Follow-up research directions suggested by the paper
Better ways to use PRMs in reinforcement learning (explicitly listed as future work in the Limitation paragraph in Section 6).
Better use of existing human-annotated data, potentially via weakly supervised expansion (Limitation paragraph in Section 6).
Improved search strategies combining PRMs and value models: Appendix A argues greedy step-wise choice can be locally optimal but globally wrong, and suggests DFS/backtracking or combining reward (step correctness) and value (future success probability) (Appendix A; Table 8).
Practical applications / downstream use cases
Answer selection: Using PRMs to choose among multiple sampled solutions (BoN), while being cautious that BoN can mis-measure process quality (Section 3.2).
Error localization / tutoring / debugging: Step-level detection of the first incorrect step, which is directly measured by PROCESSBENCH and where the released PRMs are strongest among compared open PRMs (Table 7).
Search guidance: PRM-guided greedy search is explored, though improvements over ORM BoN are small in their reported setup (Appendix A; Table 8).

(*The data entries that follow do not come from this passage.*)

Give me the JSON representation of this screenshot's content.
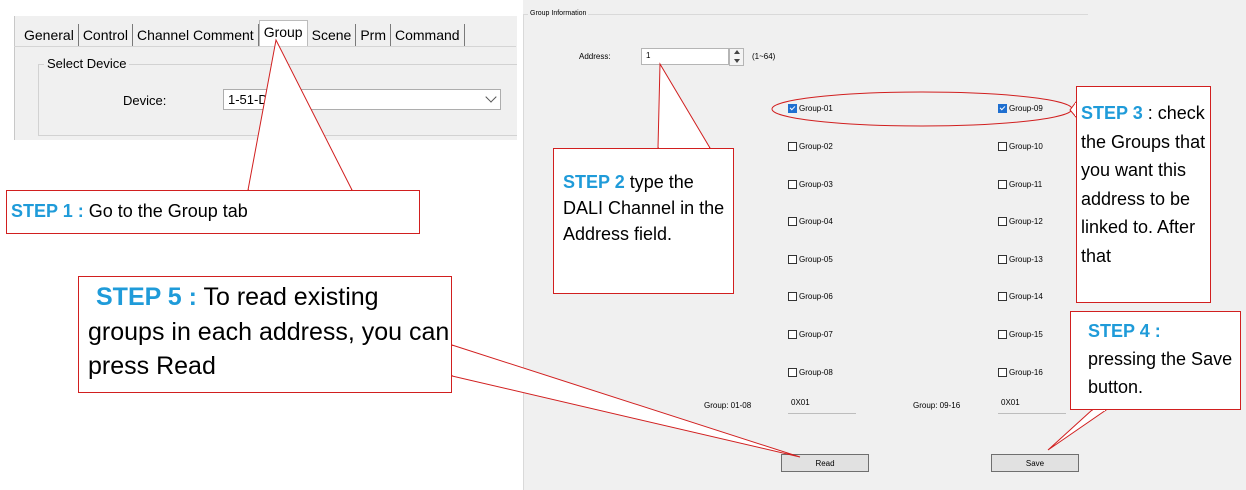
{
  "tabs": [
    "General",
    "Control",
    "Channel Comment",
    "Group",
    "Scene",
    "Prm",
    "Command"
  ],
  "active_tab": "Group",
  "select_device": {
    "legend": "Select Device",
    "device_label": "Device:",
    "device_value": "1-51-DALI"
  },
  "group_info": {
    "title": "Group Information",
    "address_label": "Address:",
    "address_value": "1",
    "address_range": "(1~64)",
    "groups_left": [
      {
        "label": "Group-01",
        "checked": true
      },
      {
        "label": "Group-02",
        "checked": false
      },
      {
        "label": "Group-03",
        "checked": false
      },
      {
        "label": "Group-04",
        "checked": false
      },
      {
        "label": "Group-05",
        "checked": false
      },
      {
        "label": "Group-06",
        "checked": false
      },
      {
        "label": "Group-07",
        "checked": false
      },
      {
        "label": "Group-08",
        "checked": false
      }
    ],
    "groups_right": [
      {
        "label": "Group-09",
        "checked": true
      },
      {
        "label": "Group-10",
        "checked": false
      },
      {
        "label": "Group-11",
        "checked": false
      },
      {
        "label": "Group-12",
        "checked": false
      },
      {
        "label": "Group-13",
        "checked": false
      },
      {
        "label": "Group-14",
        "checked": false
      },
      {
        "label": "Group-15",
        "checked": false
      },
      {
        "label": "Group-16",
        "checked": false
      }
    ],
    "mask_left_label": "Group: 01-08",
    "mask_left_value": "0X01",
    "mask_right_label": "Group: 09-16",
    "mask_right_value": "0X01",
    "read_button": "Read",
    "save_button": "Save"
  },
  "callouts": {
    "step1": {
      "step": "STEP 1 :",
      "text": " Go to the Group tab"
    },
    "step2": {
      "step": "STEP 2",
      "text": " type the DALI Channel in the Address field."
    },
    "step3": {
      "step": "STEP 3",
      "text": " : check the Groups that you want this address to be linked to. After that"
    },
    "step4": {
      "step": "STEP 4 :",
      "text": "pressing the Save button."
    },
    "step5": {
      "step": "STEP 5 :",
      "text": " To read existing groups in each address, you can press Read"
    }
  },
  "colors": {
    "callout_border": "#d11f1f",
    "step_text": "#1f9bd9",
    "checkbox_checked": "#1f6fd0"
  }
}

Repro/Integration Guidance (based on the provided paper)
If your goal is true step verification, prefer:
- Training data closer to deterministic step correctness (human annotation or judge labeling), or
- The paper’s consensus filtering approach to clean MC-expanded data (Section 3.1.3; Figure 2; Section 4.1).
- Evaluation that includes step-level metrics like PROCESSBENCH, not only BoN (Section 3.2.5; Table 7).
If you must use MC estimation for labeling, the paper’s guidance is:
- Use hard labels rather than soft labels after noise control (Section 3.1.4; Figures 3–4).
- Use threshold 0 for hard labels (a step is positive if any completion succeeds) (Section 3.1.4; Figure 5).
- In BoN, consider last-score aggregation for MC-trained PRMs because it better matches MC semantics (Section 3.2.4; Figure 9).
If you train PRMs with judge/human-style step correctness semantics, product or min aggregation is more appropriate for BoN in their findings (Section 3.2.4; Figure 9; Tables 13–14).